The six indicative constitutional models identified by Matike Mai o Aotearoa (the Independent Working Group on Constitutional Transformation) are of course crucially important.  But the vision which prompted them is perhaps even more so, for it allows kāwanatanga to be constitutionally reconceptualised in a unique and new way.

In its own sphere of influence, kawanatanga would still source its power in its history of Westminster sovereignty, but it would no longer need to be conceived as a dominating power that is arrogant in its indivisibility and unchallengeability.  Rather it could find in its oft-professed good faith a more honourable power that prizes relationships more than conflict.

Kawanatanga could then become a conciliatory authority which incorporated into its institutions the values which have now made its peoples see themselves as New Zealanders rather than once-were strangers from another place.

How kawanatanga would actually exercise that authority and what constraints might be placed upon it would be determined, not so much by its origins, but by its sense of belonging in a treaty relationship that has been forged here.

Meanwhile, within that same new constitutional framework, rangatiratanga would once again be a site and concept of our constitutional uniqueness rather than merely a means of accessing or trying to limit Crown policy.
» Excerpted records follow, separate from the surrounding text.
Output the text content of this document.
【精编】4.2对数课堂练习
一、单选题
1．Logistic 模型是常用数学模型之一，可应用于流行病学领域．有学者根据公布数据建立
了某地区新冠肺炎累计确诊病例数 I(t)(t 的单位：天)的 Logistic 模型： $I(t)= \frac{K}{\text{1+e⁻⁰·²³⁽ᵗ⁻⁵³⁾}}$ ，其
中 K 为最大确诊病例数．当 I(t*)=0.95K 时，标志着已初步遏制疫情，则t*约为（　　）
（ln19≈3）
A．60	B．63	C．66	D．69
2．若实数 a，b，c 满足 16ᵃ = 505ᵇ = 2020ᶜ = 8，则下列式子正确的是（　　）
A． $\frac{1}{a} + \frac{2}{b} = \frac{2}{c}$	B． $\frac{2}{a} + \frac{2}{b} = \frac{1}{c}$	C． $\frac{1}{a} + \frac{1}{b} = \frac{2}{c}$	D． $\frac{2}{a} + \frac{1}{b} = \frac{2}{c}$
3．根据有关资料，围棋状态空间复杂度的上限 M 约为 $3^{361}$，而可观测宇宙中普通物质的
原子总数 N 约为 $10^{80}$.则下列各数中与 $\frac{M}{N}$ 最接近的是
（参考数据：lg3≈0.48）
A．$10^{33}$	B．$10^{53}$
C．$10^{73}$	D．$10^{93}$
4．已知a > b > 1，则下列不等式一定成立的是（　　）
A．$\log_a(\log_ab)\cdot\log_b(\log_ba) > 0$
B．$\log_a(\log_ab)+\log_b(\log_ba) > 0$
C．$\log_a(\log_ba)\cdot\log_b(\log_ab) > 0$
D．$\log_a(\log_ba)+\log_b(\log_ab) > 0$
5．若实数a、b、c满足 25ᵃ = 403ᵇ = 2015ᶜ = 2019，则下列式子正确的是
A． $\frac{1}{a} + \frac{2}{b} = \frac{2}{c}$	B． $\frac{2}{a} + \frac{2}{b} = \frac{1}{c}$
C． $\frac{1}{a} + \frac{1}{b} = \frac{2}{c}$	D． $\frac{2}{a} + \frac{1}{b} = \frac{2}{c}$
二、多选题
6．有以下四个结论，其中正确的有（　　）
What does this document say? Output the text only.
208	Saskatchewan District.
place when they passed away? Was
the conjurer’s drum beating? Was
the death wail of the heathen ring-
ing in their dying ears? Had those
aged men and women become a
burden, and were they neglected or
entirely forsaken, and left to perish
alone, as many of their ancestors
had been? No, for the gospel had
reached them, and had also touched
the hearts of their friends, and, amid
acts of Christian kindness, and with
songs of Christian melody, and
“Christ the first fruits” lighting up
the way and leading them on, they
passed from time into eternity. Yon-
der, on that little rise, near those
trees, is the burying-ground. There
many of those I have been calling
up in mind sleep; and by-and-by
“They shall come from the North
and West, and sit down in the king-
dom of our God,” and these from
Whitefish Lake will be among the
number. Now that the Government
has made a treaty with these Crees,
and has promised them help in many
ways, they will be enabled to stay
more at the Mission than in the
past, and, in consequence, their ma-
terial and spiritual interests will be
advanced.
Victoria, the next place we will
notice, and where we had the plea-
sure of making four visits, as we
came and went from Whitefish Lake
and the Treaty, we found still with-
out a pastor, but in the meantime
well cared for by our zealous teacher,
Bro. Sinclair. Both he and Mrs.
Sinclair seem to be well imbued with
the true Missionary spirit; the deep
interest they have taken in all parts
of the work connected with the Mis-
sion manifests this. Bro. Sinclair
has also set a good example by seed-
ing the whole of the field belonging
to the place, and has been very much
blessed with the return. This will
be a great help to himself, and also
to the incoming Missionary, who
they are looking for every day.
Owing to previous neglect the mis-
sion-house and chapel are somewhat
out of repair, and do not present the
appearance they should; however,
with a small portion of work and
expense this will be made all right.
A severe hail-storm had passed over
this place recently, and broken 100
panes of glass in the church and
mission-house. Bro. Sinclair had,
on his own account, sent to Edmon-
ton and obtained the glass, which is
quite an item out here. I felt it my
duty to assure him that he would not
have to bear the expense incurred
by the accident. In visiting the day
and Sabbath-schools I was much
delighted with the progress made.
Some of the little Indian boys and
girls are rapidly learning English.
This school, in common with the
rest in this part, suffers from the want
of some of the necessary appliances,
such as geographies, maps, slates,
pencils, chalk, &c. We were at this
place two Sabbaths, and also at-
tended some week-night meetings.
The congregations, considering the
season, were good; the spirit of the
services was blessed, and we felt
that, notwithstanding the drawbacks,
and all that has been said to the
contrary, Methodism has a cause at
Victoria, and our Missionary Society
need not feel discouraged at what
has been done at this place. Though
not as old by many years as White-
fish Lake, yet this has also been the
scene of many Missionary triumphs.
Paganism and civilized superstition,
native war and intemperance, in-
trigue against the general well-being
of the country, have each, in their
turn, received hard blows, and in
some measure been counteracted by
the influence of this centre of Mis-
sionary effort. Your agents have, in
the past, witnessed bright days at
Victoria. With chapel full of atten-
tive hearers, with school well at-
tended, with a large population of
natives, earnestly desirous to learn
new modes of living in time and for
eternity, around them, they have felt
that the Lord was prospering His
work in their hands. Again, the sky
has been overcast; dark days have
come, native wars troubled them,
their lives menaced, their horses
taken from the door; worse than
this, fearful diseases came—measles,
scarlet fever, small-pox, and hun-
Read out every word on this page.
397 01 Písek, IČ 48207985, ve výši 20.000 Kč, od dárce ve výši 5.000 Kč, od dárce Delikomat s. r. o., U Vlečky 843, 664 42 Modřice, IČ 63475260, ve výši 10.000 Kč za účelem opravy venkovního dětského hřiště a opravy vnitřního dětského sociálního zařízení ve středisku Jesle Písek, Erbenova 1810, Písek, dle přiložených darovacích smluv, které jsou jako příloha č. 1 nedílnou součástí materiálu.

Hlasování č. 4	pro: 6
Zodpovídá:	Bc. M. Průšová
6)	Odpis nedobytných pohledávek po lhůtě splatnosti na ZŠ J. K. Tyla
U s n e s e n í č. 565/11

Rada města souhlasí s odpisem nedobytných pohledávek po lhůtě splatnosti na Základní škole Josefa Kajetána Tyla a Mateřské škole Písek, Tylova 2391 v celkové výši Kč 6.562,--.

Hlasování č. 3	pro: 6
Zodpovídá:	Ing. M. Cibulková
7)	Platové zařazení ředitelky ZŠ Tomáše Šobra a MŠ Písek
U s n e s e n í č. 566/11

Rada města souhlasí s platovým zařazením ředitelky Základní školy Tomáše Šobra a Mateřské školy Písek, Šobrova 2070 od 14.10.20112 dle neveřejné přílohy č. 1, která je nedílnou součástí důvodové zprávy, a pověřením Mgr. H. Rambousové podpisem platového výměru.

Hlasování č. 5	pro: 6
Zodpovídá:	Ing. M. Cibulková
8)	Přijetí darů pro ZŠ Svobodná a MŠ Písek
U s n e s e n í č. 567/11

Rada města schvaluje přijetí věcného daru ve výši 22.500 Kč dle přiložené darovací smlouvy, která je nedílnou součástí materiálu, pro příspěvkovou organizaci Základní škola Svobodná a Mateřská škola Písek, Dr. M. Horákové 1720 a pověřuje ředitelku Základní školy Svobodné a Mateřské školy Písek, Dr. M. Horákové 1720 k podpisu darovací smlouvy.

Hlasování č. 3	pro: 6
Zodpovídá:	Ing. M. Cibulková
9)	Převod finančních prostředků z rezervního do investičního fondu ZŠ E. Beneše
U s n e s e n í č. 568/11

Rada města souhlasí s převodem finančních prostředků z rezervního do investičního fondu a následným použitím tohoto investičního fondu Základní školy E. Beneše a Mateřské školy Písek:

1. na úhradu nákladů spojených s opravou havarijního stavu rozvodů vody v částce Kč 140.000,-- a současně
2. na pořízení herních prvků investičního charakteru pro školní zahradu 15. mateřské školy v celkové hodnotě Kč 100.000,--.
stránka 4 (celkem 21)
Rangatiratanga could then be exercised as an absolute authority in our sphere of influence because it has always been absolutely our power to define, protect and decide what was in the best interests of our people. As a taonga handed down from the tūpuna, rangatiratanga could also then flourish by being sensitive once more to all of the relationships and tikanga that have shaped it in this place. 

As such it would be a conciliatory but independent authority no longer subject to the power of another, and the only constraints upon it would be those that tikanga has always imposed; i.e. that independence is only real when it depends upon the interdependence one has in relationships with others. 

The ways in which rangatiratanga and kāwanatanga would then make joint decisions in the relational sphere would also have to take account of that same interdependence and sense of belonging. 

Te Tiriti never intended us to be “one people” as Governor Hobson proclaimed in 1840.  But it did envisage a constitutional relationship where everyone could have a place in this land.